I was incredibly insecure. I was dealing with severe trauma outside of the barn where I had to constantly worry about family members and their safety.
I was dealing with financial stress. I was also dealing with the chronic anxiety that comes with OCD and compulsive behaviour that can result from that period
None of these things are to provide an excuse, but they are to discuss important setting events for why it was so easy for me to engage in dominating training tactics for so long and why it was so hard to get out of that mindset.
My behaviour was still harmful to my horse. It was still immensely unfair, but understanding what drives behaviour is as important in humans as it is for horses.
After all, behaviour is just the symptom of an underlying motivation.
It can be hard to alter patterns of behavior, especially when we’ve grown up in environments that deeply normalized certain behaviours.
And especially when leaving those environments often involves standing up to people who advocate for harsh practices and dealing with whatever response comes with that. Often times, the response is feeling ostracized.
I quite literally did not have the confidence, emotional energy, or capacity to do it until I eventually did.
In different circumstances, I think I would would’ve been better equipped to make different decisions. But, at the time I felt like I had very limited answers.
The coercive training environments that we immerse horses in are also modelled towards the humans.
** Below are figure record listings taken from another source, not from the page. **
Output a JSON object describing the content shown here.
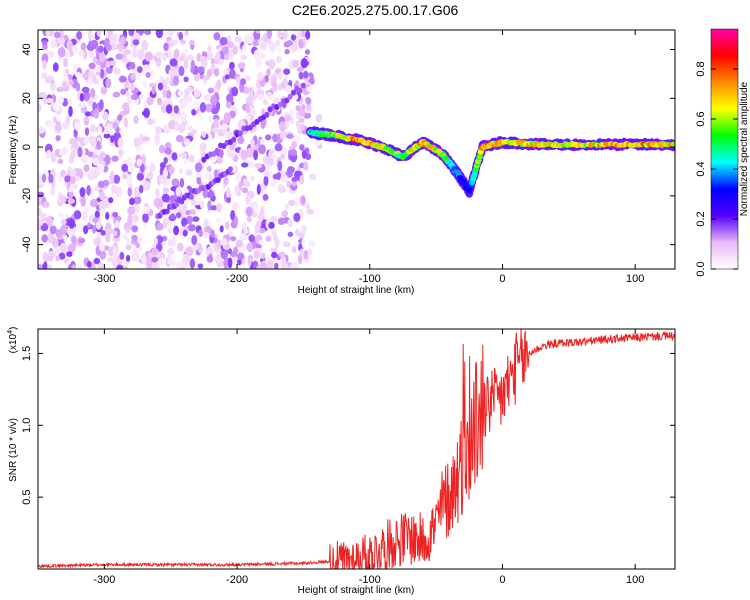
{
  "title": "C2E6.2025.275.00.17.G06",
  "chart_data": [
    {
      "type": "heatmap",
      "title": "C2E6.2025.275.00.17.G06",
      "xlabel": "Height of straight line (km)",
      "ylabel": "Frequency (Hz)",
      "xlim": [
        -350,
        130
      ],
      "ylim": [
        -50,
        48
      ],
      "xticks": [
        -300,
        -200,
        -100,
        0,
        100
      ],
      "yticks": [
        -40,
        -20,
        0,
        20,
        40
      ],
      "colorbar": {
        "label": "Normalized spectral amplitude",
        "range": [
          0,
          0.96
        ],
        "ticks": [
          0.0,
          0.2,
          0.4,
          0.6,
          0.8
        ],
        "stops": [
          "#ffffff",
          "#e8b8f8",
          "#5500ff",
          "#0000ff",
          "#00ffff",
          "#00ff00",
          "#ffff00",
          "#ff8800",
          "#ff0000",
          "#ff00aa"
        ]
      },
      "features": [
        {
          "name": "noise-field",
          "x_range": [
            -350,
            -145
          ],
          "f_range": [
            -50,
            48
          ]
        },
        {
          "name": "rising-track-upper",
          "x": [
            -225,
            -150
          ],
          "f": [
            -5,
            25
          ]
        },
        {
          "name": "rising-track-lower",
          "x": [
            -260,
            -205
          ],
          "f": [
            -28,
            -10
          ]
        },
        {
          "name": "main-trace",
          "x": [
            -145,
            -130,
            -110,
            -90,
            -75,
            -60,
            -45,
            -35,
            -25,
            -15,
            0,
            30,
            60,
            100,
            130
          ],
          "f": [
            6,
            5,
            3,
            0,
            -4,
            2,
            -3,
            -10,
            -18,
            0,
            2,
            1,
            1,
            1,
            1
          ],
          "amplitude": [
            0.45,
            0.6,
            0.85,
            0.7,
            0.55,
            0.8,
            0.65,
            0.4,
            0.3,
            0.8,
            0.75,
            0.7,
            0.7,
            0.8,
            0.75
          ]
        }
      ]
    },
    {
      "type": "line",
      "xlabel": "Height of straight line (km)",
      "ylabel": "SNR (10 * v/v)",
      "multiplier_label": "(x10",
      "multiplier_exp": "4",
      "xlim": [
        -350,
        130
      ],
      "ylim": [
        0,
        1.67
      ],
      "xticks": [
        -300,
        -200,
        -100,
        0,
        100
      ],
      "yticks": [
        0.5,
        1.0,
        1.5
      ],
      "ytick_labels": [
        "0.5",
        "1.0",
        "1.5"
      ],
      "color": "#ee2222",
      "x": [
        -350,
        -300,
        -250,
        -200,
        -150,
        -120,
        -100,
        -90,
        -80,
        -70,
        -60,
        -50,
        -45,
        -40,
        -35,
        -30,
        -25,
        -20,
        -15,
        -10,
        -5,
        0,
        5,
        10,
        15,
        20,
        30,
        40,
        60,
        80,
        100,
        120,
        130
      ],
      "y": [
        0.02,
        0.03,
        0.03,
        0.03,
        0.04,
        0.06,
        0.1,
        0.15,
        0.2,
        0.22,
        0.2,
        0.3,
        0.45,
        0.5,
        0.62,
        0.75,
        0.85,
        1.0,
        1.1,
        1.15,
        1.15,
        1.2,
        1.3,
        1.4,
        1.45,
        1.5,
        1.55,
        1.57,
        1.58,
        1.6,
        1.61,
        1.62,
        1.62
      ]
    }
  ]
}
People don’t just use coercion on the horses they handle, they use it on the humans around them that question the ethics.
It just differs in the sense that the type of coercion used on people is often psychological and driven by community/mob mentality, rather than physical threat.
But, I wanted to share the story because this is one of the moments in my past that I think about a lot.
I think about it with guilt and shame to this day.
I think about how out of alignment it is with what I stand for currently.
And sometimes, I even feel like a fraud because of moments like this.
But, the feelings that make me feel that way are often in the mindset of those who judge me, not actually stemming from what I personally believe.
I am not the same person that I was then, I have grown exponentially.
So, I’m not going to hold myself to the standard of being that same person.
And if you have a similar story, you shouldn’t either.
Our worst moments are learning moments and while we can recognize how unacceptable our behaviour is, we must not be paralyzed by the wrongs we’ve committed to the point that we can never move past them.
How we choose to act in the present and how we choose to alter and better our behaviour as we learn more speaks for the most.
And sharing our mistakes and holding ourselves accountable, we create a safer environment for others to do the same.
I do firmly believe that the path forward to a more ethical Horse industry is people being honest about what growth looks like.
Because growth isn’t just suddenly choosing to be different and immediately being able to apply it without ever falling back into old patterns.
Ethical horse training is not just never making a mistake. It is not never buying into dominance driven perspectives.
Especially when we exist in an industry that deeply normalize this. It is insidious, it is hard to leave behind, and it requires a lot of deep unlearning that is not an easy process.
We need more individuals being honest about what the process of their shift in practises looked like.
So, I’m gonna start here by trying to share some of my stories of shame that still haunt me today.